N’ayant plus aucune ressource, je me mets en route; le
long du chemin je redoublais mes instantes prières à
Dieu, et nous avions fait à peine cent lys, que
j’étais rappelée et arrêtée de nouveau. C’est là une
faveur insigne, une grâce au-dessus de toutes les
grâces. Comment pourrais-je jamais en avoir assez de
reconnaissance? Même après ma mort, veuillez encore
remercier Dieu de ce bienfait (1). « Nous
avions passé par quatre villages, je pensais aux
quatre quartiers que Jésus traversa pour aller au
Calvaire, et je me disais : « Serait-ce une petite
ressemblance que Dieu veut me donner avec ce divin
Sauveur? » Je revis les satellites avec une joie
indicible, et comme si j’eusse rencontré mes propres
parents. « Au
premier interrogatoire qui suivit, je déclarai vouloir
mourir en honorant Dieu; de suite on dépêcha vers le
roi, et, la réponse arrivant, on me fit comparaître de
nouveau devant le juge criminel; ma sentence fut
portée, je la signai. Le juge me fit donner la
bastonnade sur les jambes, on me passa la cangue, et
on me remit en prison.

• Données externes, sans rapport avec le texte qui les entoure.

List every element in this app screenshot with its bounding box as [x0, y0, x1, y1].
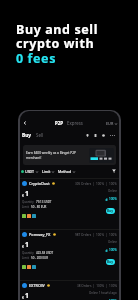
staticText: USDT — [25, 169, 35, 174]
staticText: 1 — [25, 291, 29, 300]
button[interactable]: Orders — [93, 133, 98, 138]
button[interactable]: Method — [58, 169, 75, 174]
staticText: € — [22, 193, 25, 198]
button[interactable]: P2P — [55, 120, 63, 126]
staticText: 0 fees — [16, 50, 57, 67]
staticText: Buy — [22, 132, 32, 139]
staticText: 50 - 200 EUR — [31, 256, 48, 260]
button[interactable]: Buy — [106, 208, 115, 214]
staticText: 50 - 80 EUR — [31, 205, 47, 209]
button[interactable]: Notifications — [85, 133, 90, 138]
button[interactable]: More options — [109, 132, 115, 138]
staticText: Buy — [107, 260, 114, 264]
staticText: Buy and sell — [16, 21, 98, 38]
button[interactable]: Support — [101, 133, 106, 138]
staticText: Express — [67, 120, 83, 126]
staticText: P2P — [55, 120, 63, 126]
staticText: Buy — [107, 209, 114, 213]
staticText: Quantity — [22, 200, 34, 204]
staticText: EXTROW — [29, 283, 45, 288]
staticText: Online — [108, 189, 117, 193]
staticText: Online — [108, 240, 117, 244]
staticText: Online 1 hour(s) ago — [89, 291, 117, 295]
button[interactable]: EXTROW — [20, 281, 119, 300]
button[interactable]: Pomway_FX — [20, 230, 119, 280]
staticText: CryptoDust — [29, 181, 50, 186]
staticText: 987 Orders | 100% | 100% — [75, 233, 117, 237]
button[interactable]: Earn $400 weekly as a Binget P2P — [23, 145, 116, 165]
button[interactable]: CryptoDust — [20, 179, 119, 229]
button[interactable]: Back — [21, 119, 29, 127]
button[interactable]: Express — [67, 120, 83, 126]
staticText: 79.13 USDT — [36, 200, 52, 204]
staticText: 38 Orders | 100% | 100% — [77, 284, 117, 288]
button[interactable]: EUR — [106, 121, 117, 126]
staticText: 1 — [25, 240, 29, 249]
staticText: Pomway_FX — [29, 232, 51, 237]
button[interactable]: Buy — [22, 132, 32, 139]
staticText: Sell — [36, 132, 44, 138]
staticText: crypto with — [16, 35, 95, 52]
staticText: € — [22, 244, 25, 249]
staticText: Earn $400 weekly as a Binget P2P — [26, 151, 76, 155]
button[interactable]: Limit — [42, 169, 54, 174]
staticText: 305 Orders | 100% | 100% — [75, 182, 117, 186]
staticText: € — [22, 295, 25, 300]
button[interactable]: Buy — [106, 259, 115, 265]
staticText: Quantity — [22, 251, 34, 255]
staticText: EUR — [106, 121, 114, 126]
button[interactable]: Filter — [111, 168, 117, 174]
staticText: merchant! — [26, 156, 42, 160]
button[interactable]: USDT — [21, 169, 38, 174]
staticText: 423.58 USDT — [36, 251, 54, 255]
button[interactable]: Sell — [36, 132, 44, 138]
staticText: Limit — [22, 256, 29, 260]
staticText: Method — [58, 169, 72, 174]
staticText: 1 — [25, 189, 29, 198]
staticText: 100% — [109, 299, 117, 300]
staticText: 100% — [109, 248, 117, 252]
staticText: Limit — [42, 169, 51, 174]
staticText: 100% — [109, 197, 117, 201]
staticText: Limit — [22, 205, 29, 209]
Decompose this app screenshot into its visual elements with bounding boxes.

Mes chairs étaient tout
écorchées, le sang en coulait; à peine le temps d’un
repas se fut-il écoulé, que je ne souffrais plus; ce
sont grâces sur grâces, toutes inespérées; quatre ou
cinq jours après, tout était guéri : qui l’eût pu
penser? « Depuis
ce supplice, une vingtaine de jours se sont écoulés,
et je n’ai plus senti la moindre douleur. Les autres
disent que je suis dans les souffrances; l’expression
est non-seulement inexacte, mais directement contraire
à la vérité; moi je dis que je suis dans la paix et le
bien-être. Quel homme pourrait être, dans sa propre
maison, aussi tranquille et aussi heureux que je suis
ici! Quand j’y réfléchis, j’en suis même troublée et
dans la crainte; serait-ce que Dieu ne veut pas de
moi? serait-ce que je ne pourrais supporter des
tortures violentes? J’en tremble et suis remplie de
confusion. Depuis qu’on a dépêché au roi, plus de
vingt jours se sont passés et pas de nouvelles; bien
plus, certains bruits rapportent qu’il y aurait chance
de vie; je n’ai d’espoir qu’en l’aide du Seigneur,
qui, j’en suis sûre, ne voudra pas me rejeter
entièrement. Que la réponse vienne donc bien vite,
bien vite; je n’espère que la mort. En attendant,
assise et sans occupations pour me (1) Les
deux phrases suivantes manquent dans quelques
exemplaires de cette lettre. — 191 — distraire,
c’est à peine si je puis tromper l’œil des gardiens,
et saisir à la dérobée quelques instants pour vous
faire mes adieux pour l’éternité, sur une feuille de
papier que vous recevrez comme la représentation de
mon propre visage, et qui, j’espère, vous portera
quelque consolation. Mais il y a tant de choses à
dire, et devant le faire à la hâte, je parle à tort et
à travers, et sans suite. Si vous me suivez par la
pensée, lisez ces lignes comme si vous me voyiez
présente et sous vos yeux. « En nous
quittant, nous nous étions donné rendez-vous à l’année
suivante, et de cela voilà quatre ans entiers. Qui
l’eût jamais pensé, même en songe? Mais peut-on jamais
rien dire à l’avance des choses de ce monde? Une
séparation de quatre ans nous a paru difficile, que
sera-ce d’une séparation sans retour ici-bas? et
combien n’aurez-vous pas le cœur affligé, à l’occasion
d’une petite sœur bonne à rien ? Toutefois, ma sœur
aînée ayant le cœur grand comme la mer, et étant sage
et prudente, ne saurat-elle pas bien tout supporter?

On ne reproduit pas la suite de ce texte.